Apakah ada ladang minyak di pulau Papua? Tentu saja ada. Sejauh ini ladang minyak yang sudah dieksplorasi berada di pantai barat Papua (Blok Salawati). Lantas dimana lagi di wilayah Papua? Yang jelas di (negara) Papua Nugini juga ditemukan ladang-ladang minyak (belum dieksplorasi sepenuhnya). Lalu mengapa tidak/belum ditemukan ladang minyak di Papua Barat Laut di wilayah Merauke sekitar? Yang jelas tahun-tahun terakhir ini ditemukan potensi minyak di laut Arufuru (sekitar pulau Aru).

Minyak, gas, batu bara dan gambut adalah yang berasal dari sumber yang sama (bahan fosil). Minyak/gas dianggap proses bahan fosil yang lebih tua. Gambut sendiri adalah bahan sampah (massa padat( seperti asal tumbuhan. Kawasan gambut di pulau Pupua juga terbilang luas dan tersebar (seperti di Sumtra dan Kalimantan). Satu yang penting dari lahan gambut di Papua terbilang (masih) alami (tidak rusak) dan jarang terbakar (yang kerap terbakar terdapat di Kalimantan Tengah; Riau; Sumatera Selatan; Kalimantan Barat dan Kalimantan Selatan. Berdasarkan keterangan yang ada di wilayah Papua gambut tersebar di 30 lebih kabupaten, seperti kabupaten Mappi (479 ribu Ha), kabupaten Membramo Raya (384.ribu Ha), Asmat (378 ribu Ha), Mimika (268 ribu Ha), Sarmi (203 ribu Ha), Boven Digoel (179 ribu Ha), dan Tolikara (168 ribu Ha). Sedangkan lahan gambut di Papua Barat berada di Teluk Bintuni (445 ribu Ha), Sorong Selatan (287. Ribu Ha), Sorong (126 ribn Ha), dan Kaimana (107 ribu).

Lantas bagaimana sejarah ladang minyak/gas pantai barat Papua di Blok Salawati? Seperti disebut di atas, potensi minyak di pulau Papua baru terbilang tahap awal eksploitas dan masih diperlukan kegiatan eksplorasi yang lebih luas. Sejauh ini potensi minyak hanya ditemukan di wilayah Salawati dan laut Arufuru. Bagaimana dengan potensi di bagian lain pulau Papua? Lantas bagaimana dengan potensi gambut dan lahan batubara? Apakah gambaran peta gambut dapat menjelaskan sebaran potensi minyak/gas dan batubara? Seperti kata ahli sejarah tempo doeloe, semuanya ada permulaan. Untuk menambah pengetahuan dan meningkatkan wawasan sejarah nasional, mari kita telusuri sumber-sumber tempo doeloe.

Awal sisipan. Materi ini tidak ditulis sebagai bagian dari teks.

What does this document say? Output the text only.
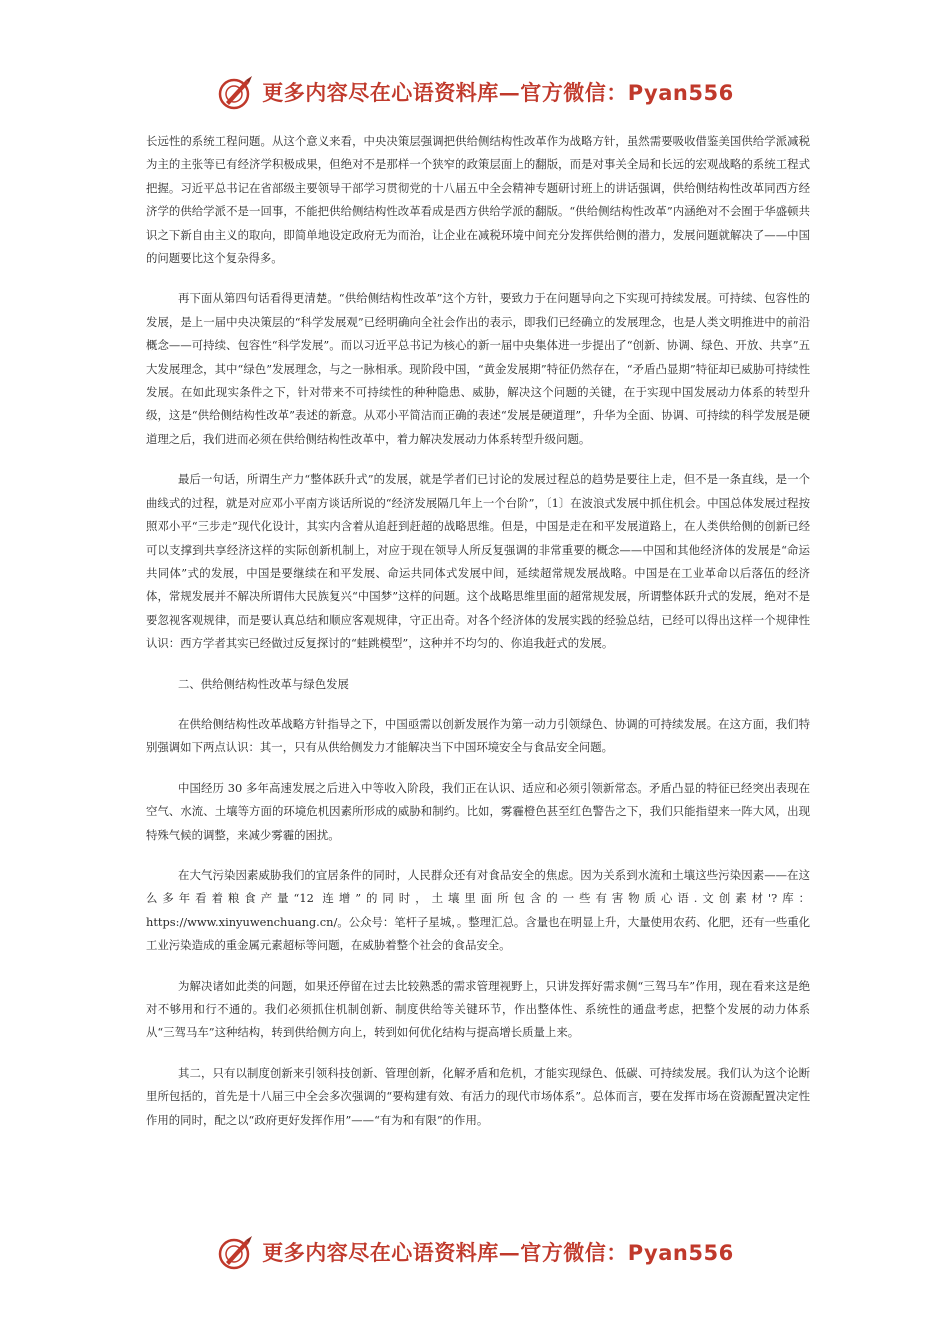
更多内容尽在心语资料库—官方微信：Pyan556

长远性的系统工程问题。从这个意义来看，中央决策层强调把供给侧结构性改革作为战略方针，虽然需要吸收借鉴美国供给学派减税为主的主张等已有经济学积极成果，但绝对不是那样一个狭窄的政策层面上的翻版，而是对事关全局和长远的宏观战略的系统工程式把握。习近平总书记在省部级主要领导干部学习贯彻党的十八届五中全会精神专题研讨班上的讲话强调，供给侧结构性改革同西方经济学的供给学派不是一回事，不能把供给侧结构性改革看成是西方供给学派的翻版。“供给侧结构性改革”内涵绝对不会囿于华盛顿共识之下新自由主义的取向，即简单地设定政府无为而治，让企业在减税环境中间充分发挥供给侧的潜力，发展问题就解决了——中国的问题要比这个复杂得多。

再下面从第四句话看得更清楚。“供给侧结构性改革”这个方针，要致力于在问题导向之下实现可持续发展。可持续、包容性的发展，是上一届中央决策层的“科学发展观”已经明确向全社会作出的表示，即我们已经确立的发展理念，也是人类文明推进中的前沿概念——可持续、包容性“科学发展”。而以习近平总书记为核心的新一届中央集体进一步提出了“创新、协调、绿色、开放、共享”五大发展理念，其中“绿色”发展理念，与之一脉相承。现阶段中国，“黄金发展期”特征仍然存在，“矛盾凸显期”特征却已威胁可持续性发展。在如此现实条件之下，针对带来不可持续性的种种隐患、威胁，解决这个问题的关键，在于实现中国发展动力体系的转型升级，这是“供给侧结构性改革”表述的新意。从邓小平简洁而正确的表述“发展是硬道理”，升华为全面、协调、可持续的科学发展是硬道理之后，我们进而必须在供给侧结构性改革中，着力解决发展动力体系转型升级问题。

最后一句话，所谓生产力“整体跃升式”的发展，就是学者们已讨论的发展过程总的趋势是要往上走，但不是一条直线，是一个曲线式的过程，就是对应邓小平南方谈话所说的“经济发展隔几年上一个台阶”，〔1〕在波浪式发展中抓住机会。中国总体发展过程按照邓小平“三步走”现代化设计，其实内含着从追赶到赶超的战略思维。但是，中国是走在和平发展道路上，在人类供给侧的创新已经可以支撑到共享经济这样的实际创新机制上，对应于现在领导人所反复强调的非常重要的概念——中国和其他经济体的发展是“命运共同体”式的发展，中国是要继续在和平发展、命运共同体式发展中间，延续超常规发展战略。中国是在工业革命以后落伍的经济体，常规发展并不解决所谓伟大民族复兴“中国梦”这样的问题。这个战略思维里面的超常规发展，所谓整体跃升式的发展，绝对不是要忽视客观规律，而是要认真总结和顺应客观规律，守正出奇。对各个经济体的发展实践的经验总结，已经可以得出这样一个规律性认识：西方学者其实已经做过反复探讨的“蛙跳模型”，这种并不均匀的、你追我赶式的发展。

二、供给侧结构性改革与绿色发展

在供给侧结构性改革战略方针指导之下，中国亟需以创新发展作为第一动力引领绿色、协调的可持续发展。在这方面，我们特别强调如下两点认识：其一，只有从供给侧发力才能解决当下中国环境安全与食品安全问题。

中国经历 30 多年高速发展之后进入中等收入阶段，我们正在认识、适应和必须引领新常态。矛盾凸显的特征已经突出表现在空气、水流、土壤等方面的环境危机因素所形成的威胁和制约。比如，雾霾橙色甚至红色警告之下，我们只能指望来一阵大风，出现特殊气候的调整，来减少雾霾的困扰。

在大气污染因素威胁我们的宜居条件的同时，人民群众还有对食品安全的焦虑。因为关系到水流和土壤这些污染因素——在这么多年看着粮食产量“12 连增”的同时，土壤里面所包含的一些有害物质心语.文创素材'?库：https://www.xinyuwenchuang.cn/。公众号：笔杆子星城，。整理汇总。含量也在明显上升，大量使用农药、化肥，还有一些重化工业污染造成的重金属元素超标等问题，在威胁着整个社会的食品安全。

为解决诸如此类的问题，如果还停留在过去比较熟悉的需求管理视野上，只讲发挥好需求侧“三驾马车”作用，现在看来这是绝对不够用和行不通的。我们必须抓住机制创新、制度供给等关键环节，作出整体性、系统性的通盘考虑，把整个发展的动力体系从“三驾马车”这种结构，转到供给侧方向上，转到如何优化结构与提高增长质量上来。

其二，只有以制度创新来引领科技创新、管理创新，化解矛盾和危机，才能实现绿色、低碳、可持续发展。我们认为这个论断里所包括的，首先是十八届三中全会多次强调的“要构建有效、有活力的现代市场体系”。总体而言，要在发挥市场在资源配置决定性作用的同时，配之以“政府更好发挥作用”——“有为和有限”的作用。

更多内容尽在心语资料库—官方微信：Pyan556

Sejarah seharusnya memiliki permulaan. Jika sejarawan gagal memberikan bukti catatan tertulis, setiap orang bahkan oleh penduduknya sendiri akan menciptakan imajinasi sendiri. Untuk menghindari hal itu terjadi, sumber utama yang digunakan dalam artikel ini adalah ‘sumber primer’ seperti surat kabar dan majalah sejaman, foto dan peta-peta. Sumber buku hanya digunakan sebagai pendukung (pembanding), karena saya anggap buku juga merupakan hasil kompilasi (analisis) dari sumber-sumber primer. Dalam penulisan artikel ini tidak semua sumber disebutkan lagi karena sudah disebut di artikel saya yang lain. Hanya sumber-sumber baru yang disebutkan atau sumber yang sudah pernah disebut di artikel lain disebutkan kembali di artikel ini hanya untuk lebih menekankan saja*.

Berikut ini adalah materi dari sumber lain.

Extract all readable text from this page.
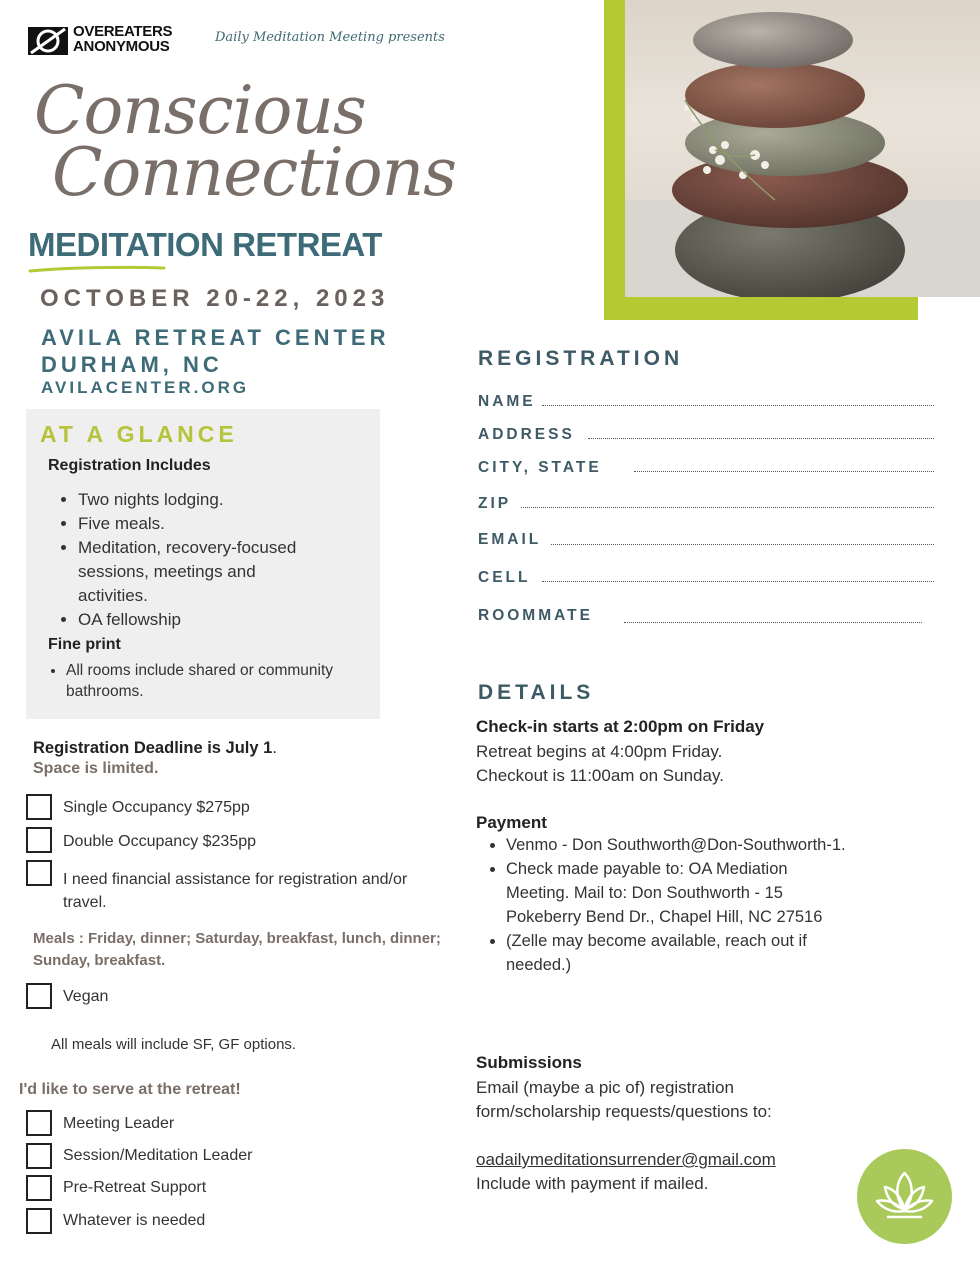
OVEREATERS
ANONYMOUS
Daily Meditation Meeting presents
Conscious
Connections
MEDITATION RETREAT
OCTOBER 20-22, 2023
AVILA RETREAT CENTER
DURHAM, NC
AVILACENTER.ORG
AT A GLANCE
Registration Includes
• Two nights lodging.
• Five meals.
• Meditation, recovery-focused sessions, meetings and activities.
• OA fellowship
Fine print
• All rooms include shared or community bathrooms.
Registration Deadline is July 1.
Space is limited.
Single Occupancy $275pp
Double Occupancy $235pp
I need financial assistance for registration and/or travel.
Meals : Friday, dinner; Saturday, breakfast, lunch, dinner; Sunday, breakfast.
Vegan
All meals will include SF, GF options.
I'd like to serve at the retreat!
Meeting Leader
Session/Meditation Leader
Pre-Retreat Support
Whatever is needed
REGISTRATION
NAME
ADDRESS
CITY, STATE
ZIP
EMAIL
CELL
ROOMMATE
DETAILS
Check-in starts at 2:00pm on Friday
Retreat begins at 4:00pm Friday.
Checkout is 11:00am on Sunday.
Payment
• Venmo - Don Southworth@Don-Southworth-1.
• Check made payable to: OA Mediation Meeting. Mail to: Don Southworth - 15 Pokeberry Bend Dr., Chapel Hill, NC 27516
• (Zelle may become available, reach out if needed.)
Submissions
Email (maybe a pic of) registration form/scholarship requests/questions to:
oadailymeditationsurrender@gmail.com
Include with payment if mailed.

Potensi Batubara dan Gambut di Pulau Papua: Potensi Minyak di Laut Arufuru

Penanda navigasi ditemukannya minyak pada dasarnya terkait dengan keberadaan gambut (yang mudah dikenali di atas permukaan tanah). Ini dapat diperhatikan di pantai timur Sumatra (Sumatra Selatan dan Riau), pantai barat dan selatan Kalimantan (Hulu Sungai Utara), Lantas apakah di pulau Papua mengikuti pola spasial bahan fosil tersebut. Yang jelas kawasan luas gambut di pulau Papua terdapat di pantai barat daya hingga Merauke dan pantai utara serta di pedalaman daerah aliran sungai Membramo.

Potensi minyak/gas ini berada di daratan (onshore) maupun perairan/laut atau lepas pantai (offshore). Di wilayah pantai barat juga ditemukan ladang minyak offshore di sekitar laut Arufuru (di wilayah Merauke sedang disurvei). Gambaran ini tentu saja masih relatif terbatars. Gambaran yang lebih luas di pulau Papua juga ditemukan potensi minyak/gas di wilayah negara Papua Nugini. Jika peta tambang batubata di atas digabungkan dengan kawasan gambut dan potensi ladang menyak tampak berkorelasi. Minyak berdekatan dengan batubara, dan batubara berdekatan dengan gambut. Namun kawasan gambut di pantai barat Papua hingga Merauke belum teridentifikasi adanya potensi minyak. Penyelidikan di sekitar Merauke dan laut Arufuru akan memperkaya pemahaman untuk melihat keseluruhan pata ladang/minyak di wilayah (pulau) Papua.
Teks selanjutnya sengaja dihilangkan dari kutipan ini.